Bitlis… Tarihin gölgesini, medeniyetin sesini, dağların sertliğini ve insanın içtenliğini aynı anda taşıyan kadim bir şehir. Burada eğitim yönetmek sadece derslikleri, programları ve müfredatı yönetmek değildir; burada eğitim, insanı anlamakla, kültürü tanımakla ve şehrin ruhuna kulak vermekle başlar. Çünkü Bitlis’i dinlemeden Bitlis’te eğitim yönetilemez.
Yerelin Sesine Sağır Kalan Merkez
Yıllardır eğitim politikaları hep merkezden taşraya doğru şekillendirildi. Genelge geldi, uygulandı; proje hazırlandı, dayatıldı; sistem değişti, uyuldu. Ancak mesele şu: Bitlis’in kışını, çocukların kilometrelerce kardan yürüyerek okula gelişini bilmeyen; köy okullarında sobanın yanmadığı sabahı görmeyen; annelerin çocuğunu sırtında taşıyarak okula ulaştırdığı fedakârlığı duymayan bir yönetim, kağıt üzerindeki hiçbir planı gerçeğe dönüştüremez.
Eğitimde Başarı İçin Önce Dinlemek Gerek
Bitlis’in her ilçesi, her köyü ayrı bir hikâye barındırır. Hizan’da öğretmen yokluğunun nasıl bir yara olduğunu, Tatvan’da göçle büyüyen mahallerin çocuklarının nasıl bir aidiyet aradığını, Ahlat’ta tarih bilincinin nasıl bir eğitim aracı olabileceğini ancak dinleyen bilir. Eğitimde başarı için önce yöneticilerin, öğretmenlerin ve ailelerin sesine kulak verilmelidir. Öğretmen, sınıfta sadece ders anlatmaz; aynı zamanda toplumu gözler, ailelerin ihtiyaçlarını duyar, çocukların hayallerini okur. İşte bu sesler duyulmadan yapılan her düzenleme eksik kalır.
Bitlis’in Ruhunu Anlamak
Bitlis’in eğitimi, İstanbul’un kalabalık sınıflarıyla, Ankara’nın modern okullarıyla bire bir aynı olamaz. Burada doğa şartları, ekonomik koşullar, sosyal yapı ve gelenekler eğitimin bir parçasıdır. Yönetici, öğretmenini yalnızca ders defterinden değil, kar fırtınasında yolunu kaybedip yine de okula ulaşmasından okumalıdır. Çocuğun başarısını sadece sınav sonuçlarından değil, okula devam için verdiği mücadeleden görmelidir.
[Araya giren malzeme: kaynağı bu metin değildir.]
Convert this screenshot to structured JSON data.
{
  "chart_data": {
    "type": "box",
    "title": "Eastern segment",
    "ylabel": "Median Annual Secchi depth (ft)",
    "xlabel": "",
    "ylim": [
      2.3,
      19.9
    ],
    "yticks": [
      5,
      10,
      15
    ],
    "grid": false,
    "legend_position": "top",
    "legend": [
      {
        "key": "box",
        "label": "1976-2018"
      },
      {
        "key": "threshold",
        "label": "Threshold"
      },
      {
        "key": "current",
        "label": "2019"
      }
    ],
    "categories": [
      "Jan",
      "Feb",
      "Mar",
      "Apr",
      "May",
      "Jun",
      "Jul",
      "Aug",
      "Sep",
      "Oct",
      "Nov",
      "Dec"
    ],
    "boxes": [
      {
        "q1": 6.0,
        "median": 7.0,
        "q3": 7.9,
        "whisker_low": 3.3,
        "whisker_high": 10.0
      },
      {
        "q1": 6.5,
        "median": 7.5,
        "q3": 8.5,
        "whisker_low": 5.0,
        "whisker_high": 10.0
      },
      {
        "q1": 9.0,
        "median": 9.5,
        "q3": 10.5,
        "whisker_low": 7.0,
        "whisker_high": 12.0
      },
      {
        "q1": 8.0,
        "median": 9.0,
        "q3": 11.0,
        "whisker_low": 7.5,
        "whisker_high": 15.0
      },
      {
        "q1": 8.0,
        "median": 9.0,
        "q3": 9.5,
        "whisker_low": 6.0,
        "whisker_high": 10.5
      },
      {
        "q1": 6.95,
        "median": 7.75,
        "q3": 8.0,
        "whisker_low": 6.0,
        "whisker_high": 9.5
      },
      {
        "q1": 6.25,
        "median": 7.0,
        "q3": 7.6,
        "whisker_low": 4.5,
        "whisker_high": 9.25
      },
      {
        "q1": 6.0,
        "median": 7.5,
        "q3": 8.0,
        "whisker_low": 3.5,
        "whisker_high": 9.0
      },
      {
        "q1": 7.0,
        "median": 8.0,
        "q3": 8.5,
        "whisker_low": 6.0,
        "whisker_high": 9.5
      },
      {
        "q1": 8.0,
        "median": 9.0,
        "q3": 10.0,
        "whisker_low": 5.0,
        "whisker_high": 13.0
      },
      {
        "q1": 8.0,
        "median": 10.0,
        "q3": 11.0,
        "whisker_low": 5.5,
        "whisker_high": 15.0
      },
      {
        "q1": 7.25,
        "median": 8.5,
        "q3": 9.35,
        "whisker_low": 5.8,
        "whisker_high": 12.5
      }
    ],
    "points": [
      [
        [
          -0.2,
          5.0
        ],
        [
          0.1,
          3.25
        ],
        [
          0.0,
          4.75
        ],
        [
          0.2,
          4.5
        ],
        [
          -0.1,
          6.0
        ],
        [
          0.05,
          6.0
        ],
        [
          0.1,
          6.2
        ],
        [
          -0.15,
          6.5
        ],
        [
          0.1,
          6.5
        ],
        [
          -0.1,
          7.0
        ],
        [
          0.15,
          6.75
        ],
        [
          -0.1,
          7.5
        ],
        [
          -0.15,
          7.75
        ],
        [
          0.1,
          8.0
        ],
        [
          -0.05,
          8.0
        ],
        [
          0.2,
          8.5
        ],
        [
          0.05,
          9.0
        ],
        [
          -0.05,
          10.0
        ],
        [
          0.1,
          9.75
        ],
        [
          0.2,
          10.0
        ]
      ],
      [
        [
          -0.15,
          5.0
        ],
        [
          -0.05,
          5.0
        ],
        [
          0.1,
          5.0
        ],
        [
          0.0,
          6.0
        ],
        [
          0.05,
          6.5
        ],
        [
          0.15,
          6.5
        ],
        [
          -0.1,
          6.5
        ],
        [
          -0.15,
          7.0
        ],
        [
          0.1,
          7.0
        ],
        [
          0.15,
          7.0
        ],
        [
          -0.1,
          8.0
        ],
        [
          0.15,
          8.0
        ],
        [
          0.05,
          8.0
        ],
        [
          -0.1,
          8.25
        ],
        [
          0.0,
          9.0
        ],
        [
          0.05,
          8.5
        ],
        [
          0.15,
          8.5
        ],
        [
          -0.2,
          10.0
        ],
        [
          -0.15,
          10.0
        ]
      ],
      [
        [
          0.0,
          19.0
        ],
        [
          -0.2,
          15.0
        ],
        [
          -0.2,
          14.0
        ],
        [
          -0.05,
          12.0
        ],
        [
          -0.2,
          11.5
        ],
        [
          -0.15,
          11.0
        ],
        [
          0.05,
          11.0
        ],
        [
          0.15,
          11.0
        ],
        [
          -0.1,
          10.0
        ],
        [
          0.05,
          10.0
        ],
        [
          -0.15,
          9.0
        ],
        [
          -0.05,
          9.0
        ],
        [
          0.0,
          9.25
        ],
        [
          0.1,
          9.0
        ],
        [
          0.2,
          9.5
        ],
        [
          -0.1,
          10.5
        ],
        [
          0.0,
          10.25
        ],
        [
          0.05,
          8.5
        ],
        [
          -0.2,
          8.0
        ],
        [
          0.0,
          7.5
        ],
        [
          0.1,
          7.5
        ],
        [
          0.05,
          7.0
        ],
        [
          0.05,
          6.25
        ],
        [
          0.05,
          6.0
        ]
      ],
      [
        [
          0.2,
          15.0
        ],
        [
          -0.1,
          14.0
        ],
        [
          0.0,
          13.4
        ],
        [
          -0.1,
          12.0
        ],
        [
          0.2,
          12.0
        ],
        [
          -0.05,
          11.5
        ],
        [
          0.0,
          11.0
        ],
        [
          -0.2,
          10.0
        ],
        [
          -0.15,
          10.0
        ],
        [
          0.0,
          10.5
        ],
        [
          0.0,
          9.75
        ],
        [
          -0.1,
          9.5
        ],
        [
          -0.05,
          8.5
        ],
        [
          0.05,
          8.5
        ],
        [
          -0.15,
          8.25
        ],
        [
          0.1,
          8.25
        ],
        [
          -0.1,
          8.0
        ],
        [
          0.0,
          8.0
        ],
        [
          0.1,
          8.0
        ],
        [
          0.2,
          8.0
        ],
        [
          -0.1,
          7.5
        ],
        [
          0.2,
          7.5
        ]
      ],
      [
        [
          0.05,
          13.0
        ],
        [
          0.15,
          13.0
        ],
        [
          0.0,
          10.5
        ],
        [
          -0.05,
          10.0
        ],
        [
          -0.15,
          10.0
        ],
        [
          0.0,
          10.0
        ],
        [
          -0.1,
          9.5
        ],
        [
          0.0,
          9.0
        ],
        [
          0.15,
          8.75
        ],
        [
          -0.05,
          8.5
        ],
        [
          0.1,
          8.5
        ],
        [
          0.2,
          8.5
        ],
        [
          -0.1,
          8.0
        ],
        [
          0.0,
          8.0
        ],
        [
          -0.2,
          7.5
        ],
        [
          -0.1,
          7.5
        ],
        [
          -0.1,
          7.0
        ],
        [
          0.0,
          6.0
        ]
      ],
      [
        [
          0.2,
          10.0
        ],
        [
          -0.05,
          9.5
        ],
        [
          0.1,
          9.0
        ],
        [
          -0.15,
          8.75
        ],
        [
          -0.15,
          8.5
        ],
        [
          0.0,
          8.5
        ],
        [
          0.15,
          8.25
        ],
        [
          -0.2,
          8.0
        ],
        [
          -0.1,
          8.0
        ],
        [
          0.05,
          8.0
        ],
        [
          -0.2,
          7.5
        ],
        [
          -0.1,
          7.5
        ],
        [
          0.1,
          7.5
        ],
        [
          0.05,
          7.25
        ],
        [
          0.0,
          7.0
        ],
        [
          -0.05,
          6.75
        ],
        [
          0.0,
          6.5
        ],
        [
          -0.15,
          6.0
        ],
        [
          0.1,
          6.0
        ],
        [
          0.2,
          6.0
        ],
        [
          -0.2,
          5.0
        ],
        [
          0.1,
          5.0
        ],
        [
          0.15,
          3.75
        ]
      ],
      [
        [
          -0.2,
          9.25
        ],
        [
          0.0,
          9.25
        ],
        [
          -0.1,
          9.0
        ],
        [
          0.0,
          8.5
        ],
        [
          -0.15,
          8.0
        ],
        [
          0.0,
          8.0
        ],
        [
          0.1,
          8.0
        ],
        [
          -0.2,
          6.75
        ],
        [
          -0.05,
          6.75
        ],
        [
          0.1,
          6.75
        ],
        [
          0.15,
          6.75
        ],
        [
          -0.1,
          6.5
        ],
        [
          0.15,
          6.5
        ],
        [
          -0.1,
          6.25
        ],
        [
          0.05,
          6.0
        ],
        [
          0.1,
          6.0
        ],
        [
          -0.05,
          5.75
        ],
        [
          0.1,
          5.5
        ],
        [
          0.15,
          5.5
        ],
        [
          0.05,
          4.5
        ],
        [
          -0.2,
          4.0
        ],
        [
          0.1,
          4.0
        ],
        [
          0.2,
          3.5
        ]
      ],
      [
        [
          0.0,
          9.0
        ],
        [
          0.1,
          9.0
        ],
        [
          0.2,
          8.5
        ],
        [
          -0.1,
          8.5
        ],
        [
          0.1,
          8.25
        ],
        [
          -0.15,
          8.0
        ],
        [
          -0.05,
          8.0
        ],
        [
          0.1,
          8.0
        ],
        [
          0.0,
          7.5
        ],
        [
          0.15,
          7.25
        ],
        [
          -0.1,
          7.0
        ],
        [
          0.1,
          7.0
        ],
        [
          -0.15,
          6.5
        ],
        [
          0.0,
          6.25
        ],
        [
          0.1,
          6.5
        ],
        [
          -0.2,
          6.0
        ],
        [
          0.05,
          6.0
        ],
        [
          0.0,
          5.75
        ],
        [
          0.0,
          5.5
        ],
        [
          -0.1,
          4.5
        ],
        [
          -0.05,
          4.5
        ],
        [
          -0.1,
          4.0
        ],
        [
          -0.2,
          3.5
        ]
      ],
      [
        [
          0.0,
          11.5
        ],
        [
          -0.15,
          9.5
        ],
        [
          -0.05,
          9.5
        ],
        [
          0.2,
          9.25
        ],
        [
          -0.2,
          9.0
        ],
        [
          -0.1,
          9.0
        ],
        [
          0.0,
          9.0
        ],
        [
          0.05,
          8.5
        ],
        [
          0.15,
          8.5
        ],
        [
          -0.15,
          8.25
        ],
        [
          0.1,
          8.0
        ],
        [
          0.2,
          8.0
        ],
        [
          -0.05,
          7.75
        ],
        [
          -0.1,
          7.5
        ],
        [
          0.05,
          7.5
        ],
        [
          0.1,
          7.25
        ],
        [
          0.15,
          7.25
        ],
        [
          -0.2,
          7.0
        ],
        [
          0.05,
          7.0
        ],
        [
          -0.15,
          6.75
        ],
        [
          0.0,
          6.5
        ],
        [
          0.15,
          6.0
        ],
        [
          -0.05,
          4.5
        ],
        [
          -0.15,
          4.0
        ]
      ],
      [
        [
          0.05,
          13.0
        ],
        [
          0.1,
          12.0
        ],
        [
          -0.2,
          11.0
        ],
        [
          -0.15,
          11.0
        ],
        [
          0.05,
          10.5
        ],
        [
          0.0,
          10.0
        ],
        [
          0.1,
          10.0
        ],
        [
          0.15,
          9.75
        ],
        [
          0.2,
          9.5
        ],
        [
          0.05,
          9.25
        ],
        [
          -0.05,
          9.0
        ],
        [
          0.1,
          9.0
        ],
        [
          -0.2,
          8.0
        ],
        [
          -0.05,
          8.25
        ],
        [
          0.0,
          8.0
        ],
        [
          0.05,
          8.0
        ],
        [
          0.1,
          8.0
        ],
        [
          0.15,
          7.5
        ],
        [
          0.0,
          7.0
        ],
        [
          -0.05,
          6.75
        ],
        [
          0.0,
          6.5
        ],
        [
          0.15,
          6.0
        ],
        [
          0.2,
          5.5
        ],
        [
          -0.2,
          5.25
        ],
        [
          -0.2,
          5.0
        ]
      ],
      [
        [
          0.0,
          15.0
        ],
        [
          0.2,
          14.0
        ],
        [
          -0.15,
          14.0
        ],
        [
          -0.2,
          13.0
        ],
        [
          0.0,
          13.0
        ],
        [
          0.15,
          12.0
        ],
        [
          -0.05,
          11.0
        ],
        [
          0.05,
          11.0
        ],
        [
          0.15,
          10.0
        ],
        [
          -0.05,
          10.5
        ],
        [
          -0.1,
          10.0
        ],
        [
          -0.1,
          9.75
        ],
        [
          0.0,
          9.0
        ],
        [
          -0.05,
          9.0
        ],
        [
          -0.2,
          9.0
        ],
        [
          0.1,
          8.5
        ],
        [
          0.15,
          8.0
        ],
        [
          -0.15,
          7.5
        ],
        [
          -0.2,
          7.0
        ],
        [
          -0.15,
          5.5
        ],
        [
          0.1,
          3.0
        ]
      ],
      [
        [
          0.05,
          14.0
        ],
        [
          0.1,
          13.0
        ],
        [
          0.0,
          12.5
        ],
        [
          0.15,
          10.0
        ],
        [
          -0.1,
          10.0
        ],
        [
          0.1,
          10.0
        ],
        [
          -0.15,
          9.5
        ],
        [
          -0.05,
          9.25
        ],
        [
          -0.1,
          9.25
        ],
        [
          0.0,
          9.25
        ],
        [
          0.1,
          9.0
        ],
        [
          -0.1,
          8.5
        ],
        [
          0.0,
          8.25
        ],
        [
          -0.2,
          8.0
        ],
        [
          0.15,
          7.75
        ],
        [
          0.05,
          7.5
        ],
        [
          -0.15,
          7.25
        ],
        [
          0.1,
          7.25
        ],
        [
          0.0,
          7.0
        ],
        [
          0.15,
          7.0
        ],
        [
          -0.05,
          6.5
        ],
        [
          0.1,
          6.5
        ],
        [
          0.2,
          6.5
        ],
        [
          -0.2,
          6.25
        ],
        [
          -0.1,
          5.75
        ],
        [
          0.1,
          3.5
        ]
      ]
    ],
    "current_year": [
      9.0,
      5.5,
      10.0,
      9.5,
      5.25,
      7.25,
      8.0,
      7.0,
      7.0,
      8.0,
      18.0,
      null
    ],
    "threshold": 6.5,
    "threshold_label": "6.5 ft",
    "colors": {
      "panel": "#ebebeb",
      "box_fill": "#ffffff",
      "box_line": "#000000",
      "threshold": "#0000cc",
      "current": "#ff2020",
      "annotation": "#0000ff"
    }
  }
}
Yönetmek Değil, Yol Arkadaşlığı Yapmak
Bitlis’te eğitimi yönetmek, buyurarak olmaz; birlikte yürüyerek olur. Öğretmeni, velisi, öğrencisi dinlenmeden alınan kararlar, köksüz kalmaya mahkûmdur. Bu şehir, gönlüyle konuşur. Gönlü dinlemeyen hiçbir yönetici, bu şehirde eğitimde kalıcı bir iz bırakamaz.
Unutmayalım: Bitlis’i dinlemeden Bitlis’te eğitim yönetilemez. Çünkü eğitim sadece bilgi aktarmak değil, ruhu anlamaktır. Ve Bitlis’in ruhu, önce dinleyenlere açılır.